Huawei sees eight-fold increase in e-commerce sales
Sales on Huawei’s e-commerce site have increased by 805% in the past three months, as the lockdown period awakens SA’s appetite for online shopping.
Consumers are able to purchase a range of products, including tablets, laptops, WiFi devices, wearables and accessories, on theHuawei Store.
Although facing huge challenges in the West, as well as the repercussions of the COVID-19 pandemic, the Chinese telecoms giant says its South African sales have continued to increase across all verticals, with its e-commerce platform, in particular, skyrocketing in the second quarter of 2020.
This as research firm GfK’s latest report shows SA’s consumer preference for online shopping has grown dramatically in most product categories during the lockdown period, with growth in the adoption of online shopping for mobile phones, consumer electronics, groceries and DIY expected to be robust post-pandemic.
In a virtual media briefing session held yesterday, Huawei Consumer Business Group SA CTO Akhram Mohamed noted the telecommunication giant’s performance in SA has shown a steady increase, even in the face of the global pandemic.
“Previously, traditional retail used to dominate our sales space but now our e-commerce platform in the second quarter has grown by 805% − this is massive, and it’s been consistent over the period in April, May and June.
“In April, we saw just over 600% increase in sales, and by the end of June, we reported 805%. We expect this trend to continue to grow and we will make more investments and increase focus on what we are doing in the e-commerce space.”
According to GfK, the COVID-19 crisis is catalysing changes in consumer behaviour that are likely to outlast the pandemic, with 26% of South Africans saying they would definitely increase their usage of online shopping even after the pandemic.
Changing the status quo
In terms of its mobile business performance, for the first time, Huawei has overtaken South Korean electronics company Samsung as the world’s biggest smartphone maker in Q2 2020.
Referencing the latest Canalys report, Mohamed said Huawei shipped 55.8 million devices, and second-placed Samsung shipped 53.7 million smartphones, in the quarter.
The Chinese telco’s rise to the top marked the first quarter in nine years that a company other than Samsung or Apple led the market, with SA showing the same trends, noted Mohamed.
“We have a 45% postpaid market share in SA, making us the number one performer in the first half of 2020 in the postpaid market.
“And we know that postpaid in the local mobile market controls 70% of the value space.
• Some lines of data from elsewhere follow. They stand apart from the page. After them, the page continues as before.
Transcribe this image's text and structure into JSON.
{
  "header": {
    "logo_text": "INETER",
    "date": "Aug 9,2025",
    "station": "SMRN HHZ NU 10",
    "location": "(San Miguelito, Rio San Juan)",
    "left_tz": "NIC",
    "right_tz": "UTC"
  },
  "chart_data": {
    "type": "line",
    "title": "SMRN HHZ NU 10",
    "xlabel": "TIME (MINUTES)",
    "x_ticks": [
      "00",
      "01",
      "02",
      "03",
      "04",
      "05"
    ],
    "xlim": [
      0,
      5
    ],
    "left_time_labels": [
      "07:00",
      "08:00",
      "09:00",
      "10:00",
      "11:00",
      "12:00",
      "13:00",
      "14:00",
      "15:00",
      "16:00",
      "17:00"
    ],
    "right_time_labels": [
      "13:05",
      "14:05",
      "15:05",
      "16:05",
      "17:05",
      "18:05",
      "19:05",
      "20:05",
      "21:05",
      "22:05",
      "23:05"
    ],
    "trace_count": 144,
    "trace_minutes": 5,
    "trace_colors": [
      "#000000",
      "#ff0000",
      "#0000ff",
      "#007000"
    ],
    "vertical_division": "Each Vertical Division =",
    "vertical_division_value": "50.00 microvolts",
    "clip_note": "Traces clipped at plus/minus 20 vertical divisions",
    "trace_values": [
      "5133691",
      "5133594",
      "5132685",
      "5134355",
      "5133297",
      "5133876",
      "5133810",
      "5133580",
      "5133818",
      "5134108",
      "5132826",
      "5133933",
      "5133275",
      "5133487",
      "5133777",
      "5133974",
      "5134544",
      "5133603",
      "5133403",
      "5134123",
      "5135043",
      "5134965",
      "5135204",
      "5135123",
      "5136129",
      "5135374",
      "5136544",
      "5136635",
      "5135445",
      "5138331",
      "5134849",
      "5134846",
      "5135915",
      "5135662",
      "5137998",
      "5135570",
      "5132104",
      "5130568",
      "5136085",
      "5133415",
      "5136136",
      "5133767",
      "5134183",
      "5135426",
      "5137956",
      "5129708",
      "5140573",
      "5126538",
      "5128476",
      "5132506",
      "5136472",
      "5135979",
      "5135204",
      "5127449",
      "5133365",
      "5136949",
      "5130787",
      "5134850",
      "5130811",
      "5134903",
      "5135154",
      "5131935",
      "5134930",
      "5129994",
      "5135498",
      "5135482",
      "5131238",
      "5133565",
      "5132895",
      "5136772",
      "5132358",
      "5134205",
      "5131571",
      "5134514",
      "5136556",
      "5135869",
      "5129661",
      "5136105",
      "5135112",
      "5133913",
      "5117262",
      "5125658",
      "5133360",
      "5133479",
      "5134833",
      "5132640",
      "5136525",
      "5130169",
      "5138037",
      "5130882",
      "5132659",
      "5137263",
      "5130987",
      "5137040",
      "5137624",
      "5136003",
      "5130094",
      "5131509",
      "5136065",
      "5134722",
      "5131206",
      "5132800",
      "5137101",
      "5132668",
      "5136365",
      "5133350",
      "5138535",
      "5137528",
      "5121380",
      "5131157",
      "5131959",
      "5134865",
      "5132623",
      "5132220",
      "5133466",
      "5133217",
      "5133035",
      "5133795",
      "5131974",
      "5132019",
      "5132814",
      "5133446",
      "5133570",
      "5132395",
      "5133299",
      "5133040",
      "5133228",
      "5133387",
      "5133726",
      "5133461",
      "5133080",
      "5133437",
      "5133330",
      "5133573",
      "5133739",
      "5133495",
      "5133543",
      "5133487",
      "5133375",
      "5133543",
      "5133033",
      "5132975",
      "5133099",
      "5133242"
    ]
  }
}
We are seeing a 2% year-on-year increase in SA, which is very encouraging during a time when many competitors have had double-digit declines in the same period,” he continued.
In March, Huawei launched the Huawei Y7p, its first smartphone pre-installed with its native ecosystem, Huawei Mobile Services (HMS).
Huawei began building its own eco-system following restrictions imposed by the US on Google's trade with the telco in May, after the US Department of Commerce put Huawei on an export blacklist, citing “national security threats” due to the company’s close ties to the Chinese government.
HMS is Huawei’s effort to create an ecosystem of applications, application programming interfaces and cloud services, with the Android-based EMUI used as the device interface.
“Our HMS phones launched in the first quarter of 2020, and right now, our HMS portfolio represents 38% of our entire product portfolio sales, which is huge in the short space of time we’ve had.
“Based on these numbers and our current sales ratio, we are projecting that by the end of the year, HMS sales will represent 70% of our entire product sales within the SA market,” said Mohamed.